Reale Treffen ausgeschlossen

Aber ein Treffen mit einem der Mädchen – das hätte er sich nie getraut. Schon alleine aus der Angst heraus, dass ihn ein Nachbar mit einem Teenager sehen und Fragen stellen könnte. Nein, die Phantasie eines Treffens habe ihm gereicht. Die Vorstellung habe ihm bereits einen Kick gegeben. Und bei seinen Drohungen sei es ihm wohl um Machtausübung gegangen. „Ich wollte noch einmal zeigen, wer der Chef ist.“ Über die Folgen für seine minderjährigen Opfer habe er nicht nachgedacht. Ähnlich sei es gewesen, als er mit der brutalen Vergewaltigung angegeben habe – die frei erfunden gewesen sei. Denn das entspreche nicht seinen Präferenzen.

Haft für Therapie nutzen

Auf der anderen Seite gab er offen zu, dass er, als die Mutter aufmerksam wurde und das Mädchen im Chat schrieb, erwischt worden zu sein, dennoch weitergemacht habe. „Das war wieder dieser Kick. In dem Moment habe ich gedacht, mir kann keiner was. Mir tut das alles sehr leid“, betonte der 38-Jährige, der derzeit bereits eine ältere Strafe verbüßt, außerdem. Die Zeit in Haft wolle er aktiv für eine Therapie und Ursachenforschung nutzen. Bereits jetzt nehme er im Vollzug psychologische Hilfe in Anspruch. Sein Verfahren wird zu Beginn der kommenden Woche fortgesetzt – unter anderem mit den Aussagen von zwei Polizeibeamten, die an den umfangreichen Ermittlungen beteiligt waren.

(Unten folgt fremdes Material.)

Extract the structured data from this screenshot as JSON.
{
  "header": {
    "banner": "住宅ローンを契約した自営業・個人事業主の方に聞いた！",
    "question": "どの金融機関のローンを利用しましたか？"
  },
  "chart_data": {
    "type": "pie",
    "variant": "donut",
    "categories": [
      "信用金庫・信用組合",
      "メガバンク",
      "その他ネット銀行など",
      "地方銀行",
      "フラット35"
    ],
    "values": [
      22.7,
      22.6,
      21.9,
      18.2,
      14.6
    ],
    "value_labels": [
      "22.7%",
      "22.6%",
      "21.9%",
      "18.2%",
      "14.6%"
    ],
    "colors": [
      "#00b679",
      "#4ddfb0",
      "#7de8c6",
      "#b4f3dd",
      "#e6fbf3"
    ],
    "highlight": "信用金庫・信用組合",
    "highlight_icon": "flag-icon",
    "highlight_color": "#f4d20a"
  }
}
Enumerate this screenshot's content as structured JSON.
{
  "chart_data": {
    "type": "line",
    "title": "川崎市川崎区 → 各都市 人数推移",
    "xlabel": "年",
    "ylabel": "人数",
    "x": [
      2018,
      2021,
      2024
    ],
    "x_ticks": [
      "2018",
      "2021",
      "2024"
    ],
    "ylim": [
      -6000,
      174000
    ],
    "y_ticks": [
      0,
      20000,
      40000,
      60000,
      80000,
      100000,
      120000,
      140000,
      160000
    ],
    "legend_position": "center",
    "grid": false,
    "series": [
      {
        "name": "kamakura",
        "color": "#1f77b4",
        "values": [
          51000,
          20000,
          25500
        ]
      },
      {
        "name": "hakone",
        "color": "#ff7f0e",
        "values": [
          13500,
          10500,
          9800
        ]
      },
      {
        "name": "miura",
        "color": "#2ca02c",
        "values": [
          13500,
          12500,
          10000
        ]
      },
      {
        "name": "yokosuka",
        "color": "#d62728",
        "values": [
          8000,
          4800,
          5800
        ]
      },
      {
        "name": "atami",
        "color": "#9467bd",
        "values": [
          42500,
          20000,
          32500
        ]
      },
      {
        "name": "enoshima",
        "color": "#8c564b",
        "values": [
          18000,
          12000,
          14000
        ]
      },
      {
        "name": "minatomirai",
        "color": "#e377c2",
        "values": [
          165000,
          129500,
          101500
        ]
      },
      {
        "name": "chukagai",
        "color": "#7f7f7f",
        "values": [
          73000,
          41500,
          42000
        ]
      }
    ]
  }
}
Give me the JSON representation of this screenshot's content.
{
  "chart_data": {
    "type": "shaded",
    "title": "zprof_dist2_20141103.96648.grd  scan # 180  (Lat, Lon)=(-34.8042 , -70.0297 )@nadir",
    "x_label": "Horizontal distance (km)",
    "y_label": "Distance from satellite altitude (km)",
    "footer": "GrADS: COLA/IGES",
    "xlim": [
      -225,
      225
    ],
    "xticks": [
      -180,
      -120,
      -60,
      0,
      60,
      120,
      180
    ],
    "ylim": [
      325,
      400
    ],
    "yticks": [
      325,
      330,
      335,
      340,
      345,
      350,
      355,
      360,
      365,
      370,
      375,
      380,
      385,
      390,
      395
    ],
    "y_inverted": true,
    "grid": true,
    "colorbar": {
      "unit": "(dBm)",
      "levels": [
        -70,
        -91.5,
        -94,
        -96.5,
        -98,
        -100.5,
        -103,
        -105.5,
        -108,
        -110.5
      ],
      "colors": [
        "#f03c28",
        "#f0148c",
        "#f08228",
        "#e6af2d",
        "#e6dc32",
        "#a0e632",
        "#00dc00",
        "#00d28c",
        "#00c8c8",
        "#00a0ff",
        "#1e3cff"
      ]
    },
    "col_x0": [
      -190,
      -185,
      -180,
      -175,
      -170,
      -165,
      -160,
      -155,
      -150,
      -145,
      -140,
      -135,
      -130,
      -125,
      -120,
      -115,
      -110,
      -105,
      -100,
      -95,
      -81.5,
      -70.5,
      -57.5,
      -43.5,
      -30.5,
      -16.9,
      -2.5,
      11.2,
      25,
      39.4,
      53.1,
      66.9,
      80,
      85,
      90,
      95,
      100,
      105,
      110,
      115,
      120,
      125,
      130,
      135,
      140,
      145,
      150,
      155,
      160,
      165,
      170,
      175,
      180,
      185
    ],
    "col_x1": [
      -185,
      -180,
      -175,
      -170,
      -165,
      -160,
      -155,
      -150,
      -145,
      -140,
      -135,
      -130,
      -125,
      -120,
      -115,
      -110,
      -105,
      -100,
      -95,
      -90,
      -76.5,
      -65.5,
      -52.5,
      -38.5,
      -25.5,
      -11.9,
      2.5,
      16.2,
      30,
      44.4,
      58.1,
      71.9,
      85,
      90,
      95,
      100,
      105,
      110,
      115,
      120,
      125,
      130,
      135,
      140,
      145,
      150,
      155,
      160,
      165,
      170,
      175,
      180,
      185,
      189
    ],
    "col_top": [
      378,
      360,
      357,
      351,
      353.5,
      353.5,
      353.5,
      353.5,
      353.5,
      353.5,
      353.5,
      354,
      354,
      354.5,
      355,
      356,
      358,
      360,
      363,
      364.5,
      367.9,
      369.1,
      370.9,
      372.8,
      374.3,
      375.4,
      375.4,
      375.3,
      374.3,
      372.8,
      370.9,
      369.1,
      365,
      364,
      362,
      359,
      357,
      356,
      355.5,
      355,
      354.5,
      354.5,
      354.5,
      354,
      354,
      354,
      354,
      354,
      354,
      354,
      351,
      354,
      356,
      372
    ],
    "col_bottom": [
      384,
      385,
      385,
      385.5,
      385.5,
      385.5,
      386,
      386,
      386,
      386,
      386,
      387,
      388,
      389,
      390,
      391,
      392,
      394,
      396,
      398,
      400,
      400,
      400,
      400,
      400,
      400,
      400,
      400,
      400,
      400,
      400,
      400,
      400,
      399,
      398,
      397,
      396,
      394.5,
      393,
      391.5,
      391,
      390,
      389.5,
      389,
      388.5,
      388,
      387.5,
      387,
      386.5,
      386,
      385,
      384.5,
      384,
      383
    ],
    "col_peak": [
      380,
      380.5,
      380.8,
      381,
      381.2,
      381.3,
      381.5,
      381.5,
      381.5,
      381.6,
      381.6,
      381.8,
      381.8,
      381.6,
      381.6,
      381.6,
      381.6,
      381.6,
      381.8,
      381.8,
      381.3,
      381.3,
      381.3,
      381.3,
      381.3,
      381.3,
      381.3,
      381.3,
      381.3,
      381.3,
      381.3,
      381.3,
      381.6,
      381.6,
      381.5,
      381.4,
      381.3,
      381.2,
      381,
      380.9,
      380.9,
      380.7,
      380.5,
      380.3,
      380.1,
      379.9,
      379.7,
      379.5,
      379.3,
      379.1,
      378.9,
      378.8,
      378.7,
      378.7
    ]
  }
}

Urteil für die kommende Woche erwartet

Eigentlich hatte der Prozess bereits in der vergangenen Woche beginnen sollen, da war der Angeklagte allerdings erkrankt. Aufgrund der umfassenden Aussage des Anklagten wird davon ausgegangen, dass bereits in der kommenden Woche das Urteil fallen wird.